The real test will come January 2017: violence eked from angry feet will further embolden the Right as a response to the Left becoming more militant; which, four decades ago in the face of race-riots and Vietnam, manifested in Richard Nixon. Looking at the learned lessons of the past, if the angry Left gets angrier, we’re going to find a voice to unite behind, and when you vote angry, as the President-elect displayed, anything can happen.

It’s not a stretch to imagine a Left-wing totalitarian candidate elected to fight a perceived Right-wing totalitarian threat.

Those of us that fall to the Left rely on the fact that we can bring about change without this bigoted, violent language. Moreover, as the election campaign taught us… you can’t trump Trump.

Trump himself has called for unity; a sentiment echoed by outgoing President Obama and his vanquished foe Hillary Clinton.

Their message is sound: the election result is not going to change; throwing all your energy at continuing the divide will accomplish nothing.

Do not, however, confuse unity with congruence. Unity in this context represents accepting the result and going back to focusing on the common goal. Committing to unity doesn’t mean that you can’t continue to question, analyse and even protest things that warrant your opposition.

The disappointment, hopelessness and even fury that we feel should not be wasted. It should drive us to find a constructive way to move forward and ensure that the lessons are truly learned, come the time when the tables turn – to hold those in power accountable for what they do moving forward, rather than what they have threatened to do. Continuing down a path that includes threats of rape, condoning murder, encouraging violence and a general unwillingness to engage in constructive discourse, will only turn us into what we seek to fight, which will lead to a nation split against itself, fighting over the same point, spoken in the same tongue: the language of violence.

One of my favourite scribes of the modern era, Aaron Sorkin, summed it up perfectly in a heartfelt letter written to his daughter after Trump’s victory.

“America didn’t stop being America last night and we didn’t stop being Americans and here’s the thing about Americans: Our darkest days have always – always – been followed by our finest hours.”

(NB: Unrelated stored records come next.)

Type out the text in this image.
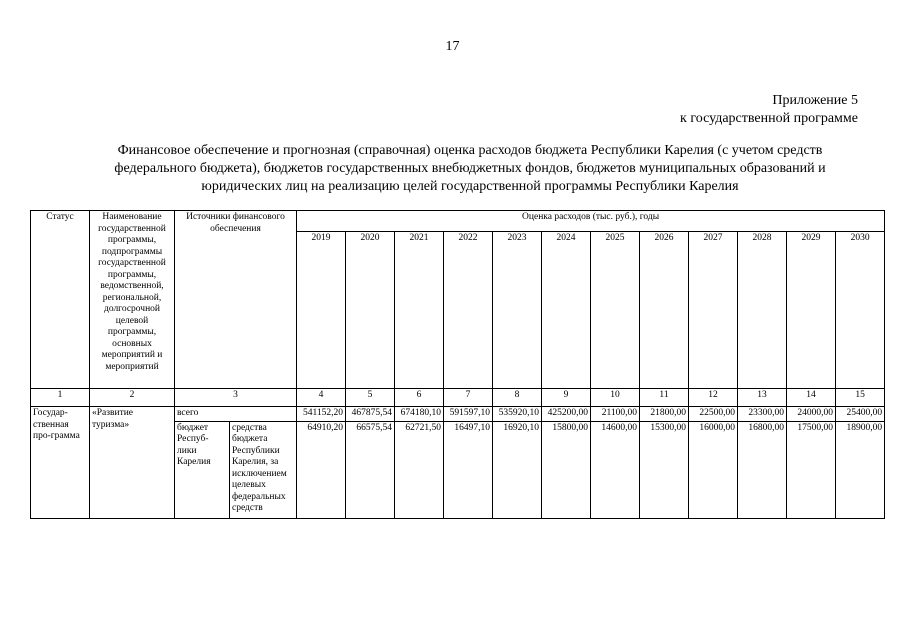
17
Приложение 5
к государственной программе
Финансовое обеспечение и прогнозная (справочная) оценка расходов бюджета Республики Карелия (с учетом средств
федерального бюджета), бюджетов государственных внебюджетных фондов, бюджетов муниципальных образований и
юридических лиц на реализацию целей государственной программы Республики Карелия
Статус	Наименование государственной программы, подпрограммы государственной программы, ведомственной, региональной, долгосрочной целевой программы, основных мероприятий и мероприятий	Источники финансового обеспечения		Оценка расходов (тыс. руб.), годы											
				2019	2020	2021	2022	2023	2024	2025	2026	2027	2028	2029	2030
1	2	3		4	5	6	7	8	9	10	11	12	13	14	15
Государ-ственная про-грамма	«Развитие туризма»	всего		541152,20	467875,54	674180,10	591597,10	535920,10	425200,00	21100,00	21800,00	22500,00	23300,00	24000,00	25400,00
		бюджет Респуб-лики Карелия	средства бюджета Республики Карелия, за исключением целевых федеральных средств	64910,20	66575,54	62721,50	16497,10	16920,10	15800,00	14600,00	15300,00	16000,00	16800,00	17500,00	18900,00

The reason that dark times are often followed by light is because those that seek the light use it to guide them. They don’t crawl further into darkness; they fight the battle on home turf, on their own terms.

Love does trump hate. We need to remember what we actually stand for, not what we’re marching to stop.

The greatest weapon you can give those who oppose you is your own hypocrisy. Fighting at the expense of your values means you have lost already.